Il est inutile de préciser qui joue quoi car les trois musiciens occupent tous un poste derrière les claviers. L'origine
du qualificatif "planant" prend certainement sa source dans la musique de Tangerine Dream. Celle-ci est douce et beaucoup moins robotique que peut l'être celle de leurs proches cousins de Kraftwerk. L'album que nous nous proposons de disséquer "Stratosfear" est le huitième album de Tangerine Dream sorti en 1976.

1) Stratosfear (10:04)
2) Big sleep in search of hades (4:45)
3) 3am at the border of the marsh from okefenokee (8:10)
4) Invisible limits (11:40)


Seulement 4 titres pour 34 minutes de musique, avec ce "Stratosfear" qui donne son nom à l'album. Atmosphère
pure et sonorités multiples pour un beau morceau d'ouverture. Les sons générés par les synthés rappellent ceux que l'on a croisés sur Oxygène (1976) et que l'on croisera sur "Equinoxe" (1978) de Jean-Michel Jarre.
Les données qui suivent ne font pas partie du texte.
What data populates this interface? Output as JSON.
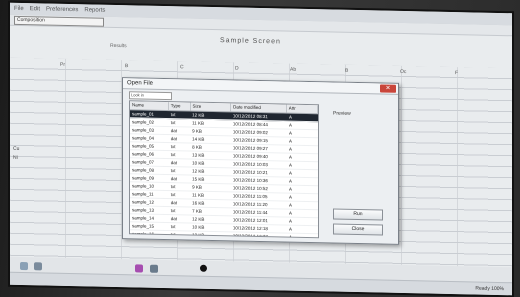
{
  "menubar": {
    "items": [
      "File",
      "Edit",
      "Preferences",
      "Reports"
    ]
  },
  "toolbar": {
    "dropdown_value": "Composition"
  },
  "document": {
    "title": "Sample Screen",
    "tab_label": "Results"
  },
  "columns": [
    "Pr",
    "B",
    "C",
    "D",
    "Ab",
    "B",
    "Oc",
    "F"
  ],
  "left_values": [
    "Cu",
    "Ni"
  ],
  "dialog": {
    "title": "Open File",
    "close_label": "✕",
    "filter_placeholder": "Look in",
    "right_label": "Preview",
    "headers": [
      "Name",
      "Type",
      "Size",
      "Date modified",
      "Attr"
    ],
    "rows": [
      [
        "sample_01",
        "txt",
        "12 KB",
        "10/12/2012 08:31",
        "A"
      ],
      [
        "sample_02",
        "txt",
        "11 KB",
        "10/12/2012 08:44",
        "A"
      ],
      [
        "sample_03",
        "dat",
        "9 KB",
        "10/12/2012 09:02",
        "A"
      ],
      [
        "sample_04",
        "dat",
        "14 KB",
        "10/12/2012 09:15",
        "A"
      ],
      [
        "sample_05",
        "txt",
        "8 KB",
        "10/12/2012 09:27",
        "A"
      ],
      [
        "sample_06",
        "txt",
        "13 KB",
        "10/12/2012 09:40",
        "A"
      ],
      [
        "sample_07",
        "dat",
        "10 KB",
        "10/12/2012 10:03",
        "A"
      ],
      [
        "sample_08",
        "txt",
        "12 KB",
        "10/12/2012 10:21",
        "A"
      ],
      [
        "sample_09",
        "dat",
        "15 KB",
        "10/12/2012 10:36",
        "A"
      ],
      [
        "sample_10",
        "txt",
        "9 KB",
        "10/12/2012 10:52",
        "A"
      ],
      [
        "sample_11",
        "txt",
        "11 KB",
        "10/12/2012 11:05",
        "A"
      ],
      [
        "sample_12",
        "dat",
        "16 KB",
        "10/12/2012 11:20",
        "A"
      ],
      [
        "sample_13",
        "txt",
        "7 KB",
        "10/12/2012 11:44",
        "A"
      ],
      [
        "sample_14",
        "dat",
        "12 KB",
        "10/12/2012 12:01",
        "A"
      ],
      [
        "sample_15",
        "txt",
        "10 KB",
        "10/12/2012 12:18",
        "A"
      ],
      [
        "sample_16",
        "txt",
        "13 KB",
        "10/12/2012 12:37",
        "A"
      ]
    ],
    "selected_row": 0,
    "buttons": {
      "run": "Run",
      "close": "Close"
    }
  },
  "statusbar": {
    "right_text": "Ready  100%"
  },
  "colors": {
    "selection": "#1f2630",
    "close_button": "#c9453a"
  }
}
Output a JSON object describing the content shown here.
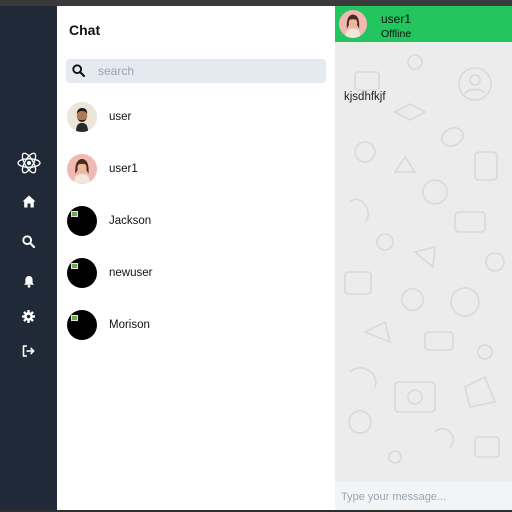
{
  "sidebar": {
    "icons": [
      "react-logo-icon",
      "home-icon",
      "search-icon",
      "bell-icon",
      "gear-icon",
      "logout-icon"
    ]
  },
  "chat_list": {
    "title": "Chat",
    "search": {
      "placeholder": "search",
      "value": ""
    },
    "contacts": [
      {
        "name": "user",
        "avatar": "man-photo"
      },
      {
        "name": "user1",
        "avatar": "woman-photo"
      },
      {
        "name": "Jackson",
        "avatar": "broken-image"
      },
      {
        "name": "newuser",
        "avatar": "broken-image"
      },
      {
        "name": "Morison",
        "avatar": "broken-image"
      }
    ]
  },
  "conversation": {
    "contact_name": "user1",
    "status": "Offline",
    "messages": [
      {
        "text": "kjsdhfkjf"
      }
    ],
    "composer": {
      "placeholder": "Type your message...",
      "value": ""
    }
  },
  "colors": {
    "rail": "#1f2937",
    "header": "#22c55e",
    "search_bg": "#e5e9f0"
  }
}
Les instruments employés: mellotron, moog, piano et de vraies guitares six et douze cordes. La musique prend
forme autour d'un thème récurrent qu'elle retrouvera comme un vieil ami tout au long du titre. "Big sleep in search of hades" avec des souvenirs de Vangelis qui flottent au lointain, se pare et s'enchevêtre dans des volutes pastels. Dans cet album, le noir côtoie très souvent la couleur.
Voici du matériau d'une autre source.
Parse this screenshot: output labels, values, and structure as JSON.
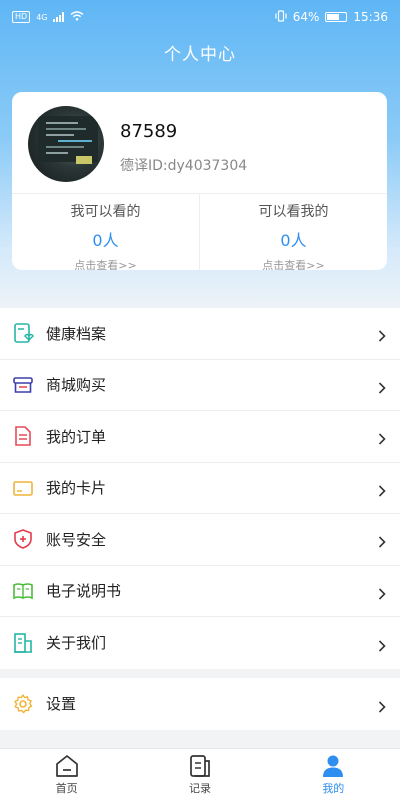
{
  "status_bar": {
    "left_badge": "HD",
    "network": "4G",
    "battery": "64%",
    "time": "15:36"
  },
  "page": {
    "title": "个人中心"
  },
  "profile": {
    "username": "87589",
    "user_id": "德译ID:dy4037304"
  },
  "stats": [
    {
      "label": "我可以看的",
      "count": "0人",
      "link": "点击查看>>"
    },
    {
      "label": "可以看我的",
      "count": "0人",
      "link": "点击查看>>"
    }
  ],
  "menu": [
    {
      "label": "健康档案",
      "icon": "health-record-icon",
      "color": "#26b5a6"
    },
    {
      "label": "商城购买",
      "icon": "store-icon",
      "color": "#3b3fa8"
    },
    {
      "label": "我的订单",
      "icon": "order-icon",
      "color": "#e94b58"
    },
    {
      "label": "我的卡片",
      "icon": "card-icon",
      "color": "#f0b43a"
    },
    {
      "label": "账号安全",
      "icon": "shield-icon",
      "color": "#e23b4b"
    },
    {
      "label": "电子说明书",
      "icon": "manual-icon",
      "color": "#4dbb3a"
    },
    {
      "label": "关于我们",
      "icon": "building-icon",
      "color": "#26b5a6"
    }
  ],
  "settings": {
    "label": "设置",
    "icon": "gear-icon",
    "color": "#f0b43a"
  },
  "tabbar": {
    "tabs": [
      {
        "label": "首页",
        "icon": "home-icon"
      },
      {
        "label": "记录",
        "icon": "record-icon"
      },
      {
        "label": "我的",
        "icon": "profile-icon",
        "active": true
      }
    ],
    "active_color": "#2f8ff0"
  }
}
"3am at the border of the marsh from okefenokee" voit surgir des nappes de synthés qui se déploient comme des
ailes de papillons géants. Des choeurs graves et profonds, caverneux donnent une dimension gothique à l'ensemble.

Pas de percussions dans la musique de Tangerine Dream mais des boucles ou des "loops" de synthés. Dernier titre "Invisible limits" va explorer des territoires plus expérimentaux, passant allègrement du bruitiste au construit et terminant, avant une plage sourde et presque silencieuse, sur la chaleur d'un piano adulte.

De la musique dont on ne retient pas grand-chose.

Le disque terminé, on ne souvient de rien.

La musique de Tangerine Dream ne se saisit que sur l'instant et ne s'imprime pas une fois enfuie.

A savourer sur l'instant, comme quelque chose d'une fragilité ephémère.